Exporting extension methods

export is great! It’s very nice to be able to make wrappers and not have to repeat all declarations on the wrapped type:

trait Foo {
  def method(a: Int): String
  def method2(a: Int, b: String): Unit = println(method(a) + b)
}

class FooImpl(val suffix: String) extends Foo {
  def method(a: Int): String = a.toString + suffix
}

class FooWrapper(foo: Foo) {
  export foo.*
}

I believe it’s the case that one can not forward methods defined in extensions. Certainly, the following doesn’t work

trait Foo {
  def method(a: Int): String
}
extension (foo: Foo) {
  def method2(a: Int, b: String): Unit = println(foo.method(a) + b)
}

class FooImpl(val suffix: String) extends Foo {
  def method(a: Int): String = a.toString + suffix
}


class FooWrapper(foo: Foo) {
  export foo.*
}
new FooWrapper(new FooImpl).method2(5, "f") // error

This may seem marginal, but it is particularly frustrating for typeclasses, where “member” functions are idiomatically defined using extension methods (IIUC):

trait Foo[T] {
  extension (t: T) {
    def method(a: Int): String
  }
}

class FooImpl(val suffix: String)

given Foo[FooImpl] with {
   extension (self: FooImpl) {
     def method(a: Int): String = a.toString + self.suffix
   }
}

new FooImpl("a").method(5) // works

class FooWrapper[T: Foo](foo: T) {
  export foo.* // does not export `method`
}

I think it’s reasonable that export doesn’t support this out of the box. I’m wondering if there’s a pattern out there I don’t know about or if there’s a chance that something like export foo.extension could work (as export foo.given does now). I know that last one is tricky because extension is not a hard keyword.

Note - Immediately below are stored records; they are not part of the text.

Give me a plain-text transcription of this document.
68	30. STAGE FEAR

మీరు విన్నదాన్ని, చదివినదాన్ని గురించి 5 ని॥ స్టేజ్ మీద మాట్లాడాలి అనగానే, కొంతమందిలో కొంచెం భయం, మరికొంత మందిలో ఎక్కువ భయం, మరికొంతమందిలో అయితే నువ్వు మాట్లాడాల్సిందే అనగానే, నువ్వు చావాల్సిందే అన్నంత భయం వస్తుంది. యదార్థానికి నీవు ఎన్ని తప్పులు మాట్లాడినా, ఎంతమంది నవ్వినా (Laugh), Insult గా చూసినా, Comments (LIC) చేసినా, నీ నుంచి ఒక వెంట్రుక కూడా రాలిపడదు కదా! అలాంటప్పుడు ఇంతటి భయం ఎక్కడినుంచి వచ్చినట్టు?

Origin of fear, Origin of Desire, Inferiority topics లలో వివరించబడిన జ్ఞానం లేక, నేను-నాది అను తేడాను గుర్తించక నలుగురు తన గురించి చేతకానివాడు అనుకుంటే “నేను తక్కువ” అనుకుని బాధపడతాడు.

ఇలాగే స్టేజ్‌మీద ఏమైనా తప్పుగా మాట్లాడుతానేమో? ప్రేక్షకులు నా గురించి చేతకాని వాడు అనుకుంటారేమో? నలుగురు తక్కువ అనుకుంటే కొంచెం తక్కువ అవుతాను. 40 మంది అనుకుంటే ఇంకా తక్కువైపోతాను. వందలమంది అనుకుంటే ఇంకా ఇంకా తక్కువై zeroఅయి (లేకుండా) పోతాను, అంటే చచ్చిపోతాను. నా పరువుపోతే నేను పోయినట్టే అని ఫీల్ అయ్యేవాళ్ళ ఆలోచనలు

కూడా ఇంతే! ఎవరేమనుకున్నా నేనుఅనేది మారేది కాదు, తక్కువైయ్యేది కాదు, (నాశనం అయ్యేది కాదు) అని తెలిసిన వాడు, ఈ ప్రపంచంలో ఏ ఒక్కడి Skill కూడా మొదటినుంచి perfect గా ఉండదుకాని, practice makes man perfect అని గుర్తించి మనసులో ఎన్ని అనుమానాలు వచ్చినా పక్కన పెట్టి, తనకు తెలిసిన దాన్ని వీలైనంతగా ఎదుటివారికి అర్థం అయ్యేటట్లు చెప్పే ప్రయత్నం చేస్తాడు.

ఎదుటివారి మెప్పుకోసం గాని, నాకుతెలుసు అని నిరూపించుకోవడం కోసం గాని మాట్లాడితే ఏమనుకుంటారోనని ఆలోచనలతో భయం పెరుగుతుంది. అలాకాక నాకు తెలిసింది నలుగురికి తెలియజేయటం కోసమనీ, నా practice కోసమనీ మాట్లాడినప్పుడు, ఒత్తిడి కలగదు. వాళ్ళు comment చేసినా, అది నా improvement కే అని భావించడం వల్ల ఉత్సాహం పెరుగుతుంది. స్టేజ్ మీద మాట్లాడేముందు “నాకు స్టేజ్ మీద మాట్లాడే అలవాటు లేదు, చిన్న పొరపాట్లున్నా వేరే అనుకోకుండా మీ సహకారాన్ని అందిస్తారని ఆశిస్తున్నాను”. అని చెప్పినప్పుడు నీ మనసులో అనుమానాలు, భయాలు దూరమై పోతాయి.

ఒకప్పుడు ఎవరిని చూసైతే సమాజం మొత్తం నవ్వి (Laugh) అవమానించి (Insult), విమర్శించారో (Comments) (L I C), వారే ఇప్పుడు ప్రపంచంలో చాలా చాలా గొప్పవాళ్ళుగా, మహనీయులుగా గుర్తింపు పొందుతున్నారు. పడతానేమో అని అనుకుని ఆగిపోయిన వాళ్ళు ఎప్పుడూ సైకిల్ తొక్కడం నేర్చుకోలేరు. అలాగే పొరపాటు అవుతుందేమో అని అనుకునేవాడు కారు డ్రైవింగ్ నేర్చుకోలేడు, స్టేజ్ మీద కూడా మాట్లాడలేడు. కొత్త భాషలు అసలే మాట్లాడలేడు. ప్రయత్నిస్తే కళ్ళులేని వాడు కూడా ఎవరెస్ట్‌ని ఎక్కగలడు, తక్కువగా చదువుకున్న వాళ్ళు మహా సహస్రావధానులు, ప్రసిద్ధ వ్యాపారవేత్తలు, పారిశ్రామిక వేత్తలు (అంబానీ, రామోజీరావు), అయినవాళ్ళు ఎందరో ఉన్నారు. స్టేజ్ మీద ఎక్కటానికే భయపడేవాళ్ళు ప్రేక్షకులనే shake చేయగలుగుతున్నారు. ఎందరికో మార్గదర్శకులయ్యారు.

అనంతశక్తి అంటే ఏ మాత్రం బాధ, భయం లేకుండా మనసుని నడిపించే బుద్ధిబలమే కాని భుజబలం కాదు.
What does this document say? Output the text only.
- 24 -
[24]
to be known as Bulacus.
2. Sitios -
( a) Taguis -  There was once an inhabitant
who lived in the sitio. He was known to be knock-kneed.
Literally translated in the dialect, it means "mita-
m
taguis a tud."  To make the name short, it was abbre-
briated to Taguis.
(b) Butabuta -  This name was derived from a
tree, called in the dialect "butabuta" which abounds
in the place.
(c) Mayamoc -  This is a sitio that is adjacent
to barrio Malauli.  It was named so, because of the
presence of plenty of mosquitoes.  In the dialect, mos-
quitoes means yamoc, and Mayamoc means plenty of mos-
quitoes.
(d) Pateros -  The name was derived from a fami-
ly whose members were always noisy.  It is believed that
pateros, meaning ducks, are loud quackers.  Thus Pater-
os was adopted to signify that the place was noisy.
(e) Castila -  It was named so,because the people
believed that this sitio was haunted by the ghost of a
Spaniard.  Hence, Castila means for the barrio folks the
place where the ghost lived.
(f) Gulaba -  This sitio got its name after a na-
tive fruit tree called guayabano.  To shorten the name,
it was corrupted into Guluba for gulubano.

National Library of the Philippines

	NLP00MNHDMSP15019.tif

I see that export does not work in this case for two reasons:

  1. because the signature of method has to change from (t: T)(a: Int): String to (a: Int): String, and export does not drop arguments
  2. export foo.* only looks at members defined on the class of foo, which is Any in this case, export does not look into implicit scope to find extensions for foo

the best to do is manually make forwarders - not ideal:

class FooWrapper[T: Foo](foo: T) {
  def method(a: Int) = foo.method(a)
}

Future Work
For your case to work, then export would need to employ implicit search to find all possible extensions, and remap their signatures to be ordinary methods on the enclosing scope. This could be submitted as a SIP

This would mean that any change to imports might affect binary compatibility, in particular I’m not sure that incremental compilation would be able to deal with this correctly.

Yes, that is true. I think it would be a reasonable restriction that you have to specifically export the scopes in which you expect to search for extension methods (something like export Foo.extension above).